Five fighters in the armed wing of Palestinian President Mahmoud Abbas’ Fatah party were killed early Saturday in a rare Israeli airstrike on the occupied West Bank, the Palestinian Red Crescent and Fatah sources said.
Israeli army raids targeting Palestinian militant movements in the West Bank have surged since Hamas launched its October 7 attacks on southern Israel from the Gaza Strip.
The Israeli army said it had killed “a number of terrorists” in an airstrike on the Balata refugee camp in Nablus, home to some 24,000 according to the United Nations which manages it.
The camp is considered a militant hotspot and hosts fighters from Hamas, their ally Islamic Jihad, and the Fatah party which leads the Palestinian Authority in the West Bank, occupied by Israel since 1967.

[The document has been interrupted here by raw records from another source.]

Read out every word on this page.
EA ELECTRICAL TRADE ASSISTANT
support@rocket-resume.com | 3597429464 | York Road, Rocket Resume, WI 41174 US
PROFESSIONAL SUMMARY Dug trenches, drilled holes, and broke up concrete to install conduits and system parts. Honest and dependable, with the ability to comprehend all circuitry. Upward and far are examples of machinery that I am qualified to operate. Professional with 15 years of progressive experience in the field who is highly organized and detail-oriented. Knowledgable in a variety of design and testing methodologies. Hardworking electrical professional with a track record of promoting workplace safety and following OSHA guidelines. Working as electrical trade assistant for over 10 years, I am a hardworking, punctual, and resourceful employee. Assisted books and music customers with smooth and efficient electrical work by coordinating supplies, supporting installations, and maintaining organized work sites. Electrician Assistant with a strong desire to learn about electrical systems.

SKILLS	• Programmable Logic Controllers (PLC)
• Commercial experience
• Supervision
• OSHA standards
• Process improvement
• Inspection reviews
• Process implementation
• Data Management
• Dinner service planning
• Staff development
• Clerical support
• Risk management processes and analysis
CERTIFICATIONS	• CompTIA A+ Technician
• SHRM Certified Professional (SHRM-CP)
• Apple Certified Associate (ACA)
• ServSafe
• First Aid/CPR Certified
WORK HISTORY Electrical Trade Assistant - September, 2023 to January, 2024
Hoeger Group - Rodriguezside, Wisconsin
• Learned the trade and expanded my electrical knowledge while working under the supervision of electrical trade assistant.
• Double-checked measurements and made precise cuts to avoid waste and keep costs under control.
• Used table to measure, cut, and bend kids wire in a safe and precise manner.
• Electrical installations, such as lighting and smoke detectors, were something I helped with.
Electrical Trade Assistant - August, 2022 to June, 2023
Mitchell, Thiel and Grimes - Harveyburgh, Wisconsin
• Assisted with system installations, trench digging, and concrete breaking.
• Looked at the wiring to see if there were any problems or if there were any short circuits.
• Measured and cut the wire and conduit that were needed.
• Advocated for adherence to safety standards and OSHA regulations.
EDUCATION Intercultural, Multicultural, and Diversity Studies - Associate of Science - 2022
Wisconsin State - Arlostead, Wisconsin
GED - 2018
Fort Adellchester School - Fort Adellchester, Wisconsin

The Palestine Red Crescent Society said overnight five people were killed and two hurt in a strike, which the camp administration said hit local Fatah headquarters.

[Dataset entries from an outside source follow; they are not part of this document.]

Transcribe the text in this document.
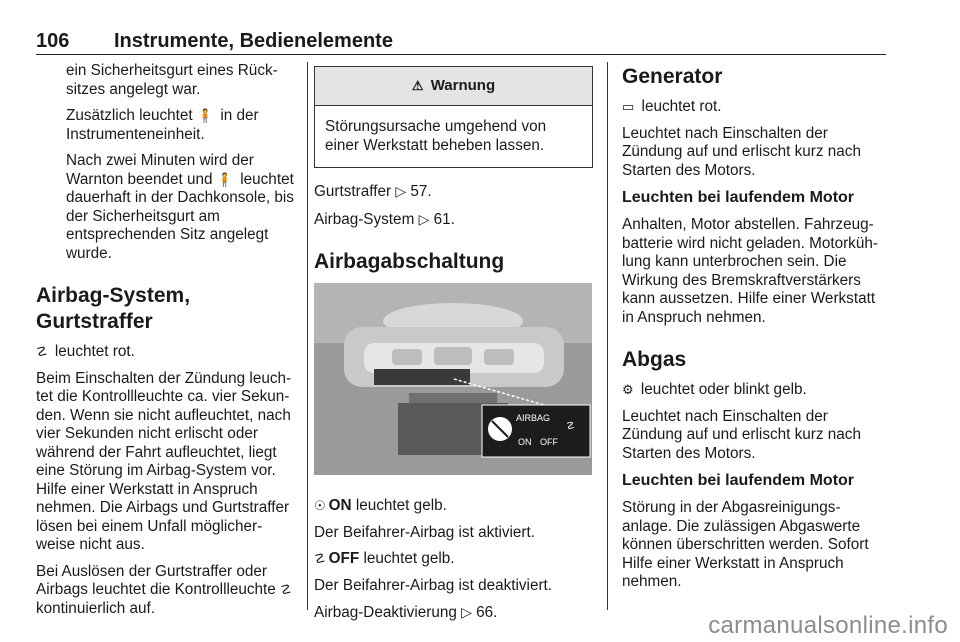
106 Instrumente, Bedienelemente

ein Sicherheitsgurt eines Rück-sitzes angelegt war.

Zusätzlich leuchtet 🧍 in der Instrumenteneinheit.

Nach zwei Minuten wird der Warnton beendet und 🧍 leuchtet dauerhaft in der Dachkonsole, bis der Sicherheitsgurt am entsprechenden Sitz angelegt wurde.

Airbag-System, Gurtstraffer

☡ leuchtet rot.

Beim Einschalten der Zündung leuch-tet die Kontrollleuchte ca. vier Sekun-den. Wenn sie nicht aufleuchtet, nach vier Sekunden nicht erlischt oder während der Fahrt aufleuchtet, liegt eine Störung im Airbag-System vor. Hilfe einer Werkstatt in Anspruch nehmen. Die Airbags und Gurtstraffer lösen bei einem Unfall möglicher-weise nicht aus.

Bei Auslösen der Gurtstraffer oder Airbags leuchtet die Kontrollleuchte ☡ kontinuierlich auf.

⚠ Warnung
Störungsursache umgehend von einer Werkstatt beheben lassen.

Gurtstraffer ▷ 57.

Airbag-System ▷ 61.

Airbagabschaltung
AIRBAG
ON OFF
☡

☉ ON leuchtet gelb.

Der Beifahrer-Airbag ist aktiviert.

☡ OFF leuchtet gelb.

Der Beifahrer-Airbag ist deaktiviert.

Airbag-Deaktivierung ▷ 66.

Generator

▭ leuchtet rot.

Leuchtet nach Einschalten der Zündung auf und erlischt kurz nach Starten des Motors.

Leuchten bei laufendem Motor

Anhalten, Motor abstellen. Fahrzeug-batterie wird nicht geladen. Motorküh-lung kann unterbrochen sein. Die Wirkung des Bremskraftverstärkers kann aussetzen. Hilfe einer Werkstatt in Anspruch nehmen.

Abgas

⚙ leuchtet oder blinkt gelb.

Leuchtet nach Einschalten der Zündung auf und erlischt kurz nach Starten des Motors.

Leuchten bei laufendem Motor

Störung in der Abgasreinigungs-anlage. Die zulässigen Abgaswerte können überschritten werden. Sofort Hilfe einer Werkstatt in Anspruch nehmen.

carmanualsonline.info
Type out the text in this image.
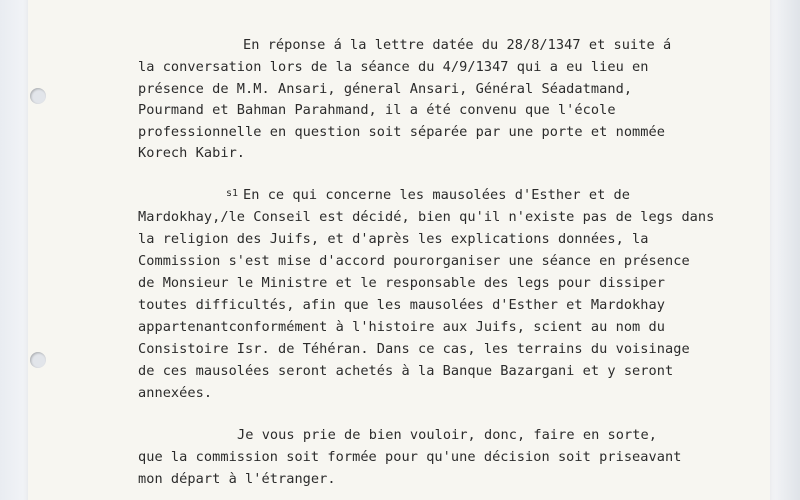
En réponse á la lettre datée du 28/8/1347 et suite á
la conversation lors de la séance du 4/9/1347 qui a eu lieu en
présence de M.M. Ansari, géneral Ansari, Général Séadatmand,
Pourmand et Bahman Parahmand, il a été convenu que l'école
professionnelle en question soit séparée par une porte et nommée
Korech Kabir.
s1 En ce qui concerne les mausolées d'Esther et de
Mardokhay,/le Conseil est décidé, bien qu'il n'existe pas de legs dans
la religion des Juifs, et d'après les explications données, la
Commission s'est mise d'accord pourorganiser une séance en présence
de Monsieur le Ministre et le responsable des legs pour dissiper
toutes difficultés, afin que les mausolées d'Esther et Mardokhay
appartenantconformément à l'histoire aux Juifs, scient au nom du
Consistoire Isr. de Téhéran. Dans ce cas, les terrains du voisinage
de ces mausolées seront achetés à la Banque Bazargani et y seront
annexées.
Je vous prie de bien vouloir, donc, faire en sorte,
que la commission soit formée pour qu'une décision soit priseavant
mon départ à l'étranger.
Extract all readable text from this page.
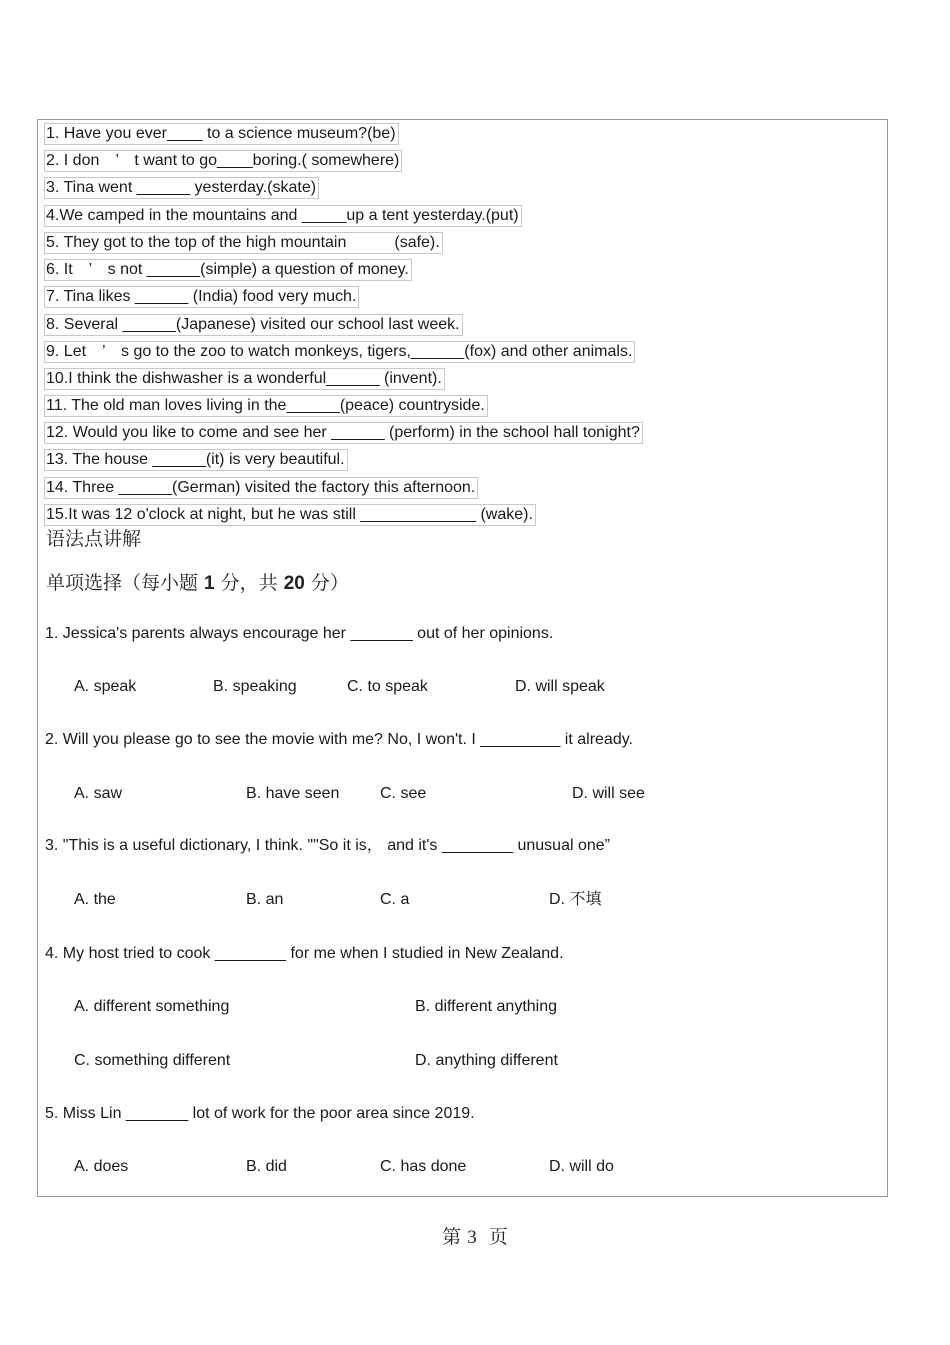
1. Have you ever____ to a science museum?(be)
2. I don　’　t want to go____boring.( somewhere)
3. Tina went ______ yesterday.(skate)
4.We camped in the mountains and _____up a tent yesterday.(put)
5. They got to the top of the high mountain　　　(safe).
6. It　’　s not ______(simple) a question of money.
7. Tina likes ______ (India) food very much.
8. Several ______(Japanese) visited our school last week.
9. Let　’　s go to the zoo to watch monkeys, tigers,______(fox) and other animals.
10.I think the dishwasher is a wonderful______ (invent).
11. The old man loves living in the______(peace) countryside.
12. Would you like to come and see her ______ (perform) in the school hall tonight?
13. The house ______(it) is very beautiful.
14. Three ______(German) visited the factory this afternoon.
15.It was 12 o'clock at night, but he was still _____________ (wake).
语法点讲解
单项选择（每小题 1 分，共 20 分）
1. Jessica's parents always encourage her _______ out of her opinions.
A. speak	B. speaking	C. to speak	D. will speak
2. Will you please go to see the movie with me? No, I won't. I _________ it already.
A. saw	B. have seen	C. see	D. will see
3. "This is a useful dictionary, I think. ""So it is， and it's ________ unusual one”
A. the	B. an	C. a	D. 不填
4. My host tried to cook ________ for me when I studied in New Zealand.
A. different something	B. different anything
C. something different	D. anything different
5. Miss Lin _______ lot of work for the poor area since 2019.
A. does	B. did	C. has done	D. will do
第 3 页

Witnesses told AFP the strike appeared to have come from a drone, and Fatah sources confirmed the dead were members of the movement founded by Yasser Arafat.

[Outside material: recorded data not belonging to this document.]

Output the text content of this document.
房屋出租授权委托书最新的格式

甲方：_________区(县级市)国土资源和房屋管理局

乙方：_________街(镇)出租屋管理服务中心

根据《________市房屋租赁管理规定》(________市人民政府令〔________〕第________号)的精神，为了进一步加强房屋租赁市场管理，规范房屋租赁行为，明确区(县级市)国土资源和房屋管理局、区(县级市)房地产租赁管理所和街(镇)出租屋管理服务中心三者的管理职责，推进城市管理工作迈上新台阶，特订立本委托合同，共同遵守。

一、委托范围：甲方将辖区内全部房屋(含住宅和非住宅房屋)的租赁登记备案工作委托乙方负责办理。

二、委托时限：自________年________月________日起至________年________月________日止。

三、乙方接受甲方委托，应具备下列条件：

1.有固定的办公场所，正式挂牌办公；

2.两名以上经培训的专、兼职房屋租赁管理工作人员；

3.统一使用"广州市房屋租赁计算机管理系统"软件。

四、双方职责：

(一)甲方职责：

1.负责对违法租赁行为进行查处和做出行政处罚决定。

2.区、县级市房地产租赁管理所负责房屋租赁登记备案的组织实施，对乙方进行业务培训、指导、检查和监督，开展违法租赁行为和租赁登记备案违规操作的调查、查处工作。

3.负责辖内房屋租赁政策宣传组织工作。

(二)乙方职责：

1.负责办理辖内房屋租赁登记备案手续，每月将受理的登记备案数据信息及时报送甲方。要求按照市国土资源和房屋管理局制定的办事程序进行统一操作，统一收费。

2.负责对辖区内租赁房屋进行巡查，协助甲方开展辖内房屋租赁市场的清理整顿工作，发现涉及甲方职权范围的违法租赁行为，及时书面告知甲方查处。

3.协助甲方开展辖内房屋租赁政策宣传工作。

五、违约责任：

The airstrike came a day after Israel’s army said it had killed at least seven militants in two separate confrontations in the West Bank.
Five were killed in the Jenin refugee camp, the military said, adding two “assailants” were also killed near Hebron after opening fire on soldiers.
Until now Jenin — considered the main militant hotspot in the West Bank — was the only location in the occupied territory to witness airstrikes since the Israel-Hamas war started.